You've just made me realize how much work I'm going to have to do revising my current WIP to make it really great. Damn you. ;)

Eileen said...

You are so right about how great historical fiction is when the details of daily life are just part of the warp and weave of the whole novel.

Spring Warren's Turpentine is like that with the American west in the 1870s. Everything -- the clothing, the food, the language -- is just beautifully layered in.

I recently discovered another author who does it beautifully, too. Catriona MacPherson write a series that takes place in Scotland in the 1920s. You never feel like you're being beaten over the head with their research, but you feel its authenticity as you read it.

Lisa said...

This is why everything I write it is modern - I'm too lazy (so far!)

Sinead M said...

Some of the research is interesting. I think we may have the same Victorian house book and it's OK reading, but some is so dry.

And most research books are about politics and wars, when I want to know when did sinks have running water, and what did they use to wash their hair.
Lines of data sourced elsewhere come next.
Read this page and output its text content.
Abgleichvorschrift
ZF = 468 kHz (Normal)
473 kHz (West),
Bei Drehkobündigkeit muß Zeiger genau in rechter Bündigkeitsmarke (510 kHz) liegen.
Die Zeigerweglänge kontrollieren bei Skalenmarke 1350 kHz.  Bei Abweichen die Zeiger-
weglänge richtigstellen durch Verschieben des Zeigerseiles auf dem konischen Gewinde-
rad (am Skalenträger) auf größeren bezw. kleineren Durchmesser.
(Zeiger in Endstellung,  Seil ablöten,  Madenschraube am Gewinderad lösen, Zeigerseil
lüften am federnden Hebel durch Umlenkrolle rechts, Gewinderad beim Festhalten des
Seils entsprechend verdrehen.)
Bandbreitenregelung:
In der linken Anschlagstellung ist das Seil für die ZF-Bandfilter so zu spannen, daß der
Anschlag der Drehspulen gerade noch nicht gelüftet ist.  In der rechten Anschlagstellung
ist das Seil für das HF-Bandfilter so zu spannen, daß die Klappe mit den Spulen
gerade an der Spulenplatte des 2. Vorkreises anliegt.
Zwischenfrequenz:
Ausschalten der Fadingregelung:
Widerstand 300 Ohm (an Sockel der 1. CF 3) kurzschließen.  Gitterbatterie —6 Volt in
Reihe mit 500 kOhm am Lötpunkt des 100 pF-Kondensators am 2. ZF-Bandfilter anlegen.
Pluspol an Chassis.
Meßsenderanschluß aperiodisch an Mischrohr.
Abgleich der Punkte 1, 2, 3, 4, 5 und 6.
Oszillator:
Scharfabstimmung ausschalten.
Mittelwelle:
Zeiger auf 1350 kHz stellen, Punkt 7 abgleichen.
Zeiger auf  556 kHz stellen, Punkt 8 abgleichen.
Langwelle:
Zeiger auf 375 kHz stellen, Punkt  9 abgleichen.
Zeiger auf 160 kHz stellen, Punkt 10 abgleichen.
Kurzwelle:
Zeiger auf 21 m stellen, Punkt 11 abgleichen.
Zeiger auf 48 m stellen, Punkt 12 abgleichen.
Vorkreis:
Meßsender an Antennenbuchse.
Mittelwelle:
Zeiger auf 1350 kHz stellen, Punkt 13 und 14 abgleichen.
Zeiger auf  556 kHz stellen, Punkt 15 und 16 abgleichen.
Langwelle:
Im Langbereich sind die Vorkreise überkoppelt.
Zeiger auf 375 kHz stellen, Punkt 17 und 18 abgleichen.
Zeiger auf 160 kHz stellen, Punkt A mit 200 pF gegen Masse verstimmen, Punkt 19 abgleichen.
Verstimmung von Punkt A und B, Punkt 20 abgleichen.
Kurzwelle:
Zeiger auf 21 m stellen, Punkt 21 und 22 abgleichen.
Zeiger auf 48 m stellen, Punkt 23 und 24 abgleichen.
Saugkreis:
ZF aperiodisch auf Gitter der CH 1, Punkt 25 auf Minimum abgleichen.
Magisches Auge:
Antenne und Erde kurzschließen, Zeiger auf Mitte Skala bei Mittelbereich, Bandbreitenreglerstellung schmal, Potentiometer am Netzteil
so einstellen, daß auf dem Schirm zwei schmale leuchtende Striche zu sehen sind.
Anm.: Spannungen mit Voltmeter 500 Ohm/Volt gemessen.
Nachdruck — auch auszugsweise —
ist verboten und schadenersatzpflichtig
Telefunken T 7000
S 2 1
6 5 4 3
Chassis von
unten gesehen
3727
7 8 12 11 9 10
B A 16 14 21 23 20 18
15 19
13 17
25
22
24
Although I have a book about the Crimean war that is amazing reading.

Maureen McGowan said...

I've been thinking about how my characters wash their hair, too. But at least I can make it up. It just has to be plausible. It's not those things that interest me about my story, still I know I can't ignore them.

Stephanie Doyle said...

Sinead I think you gave me the "house" book. It's definitely okay... but 4 pages on doing the laundry. I get tired just reading it!

Oooh Crimean War... how do I find that one?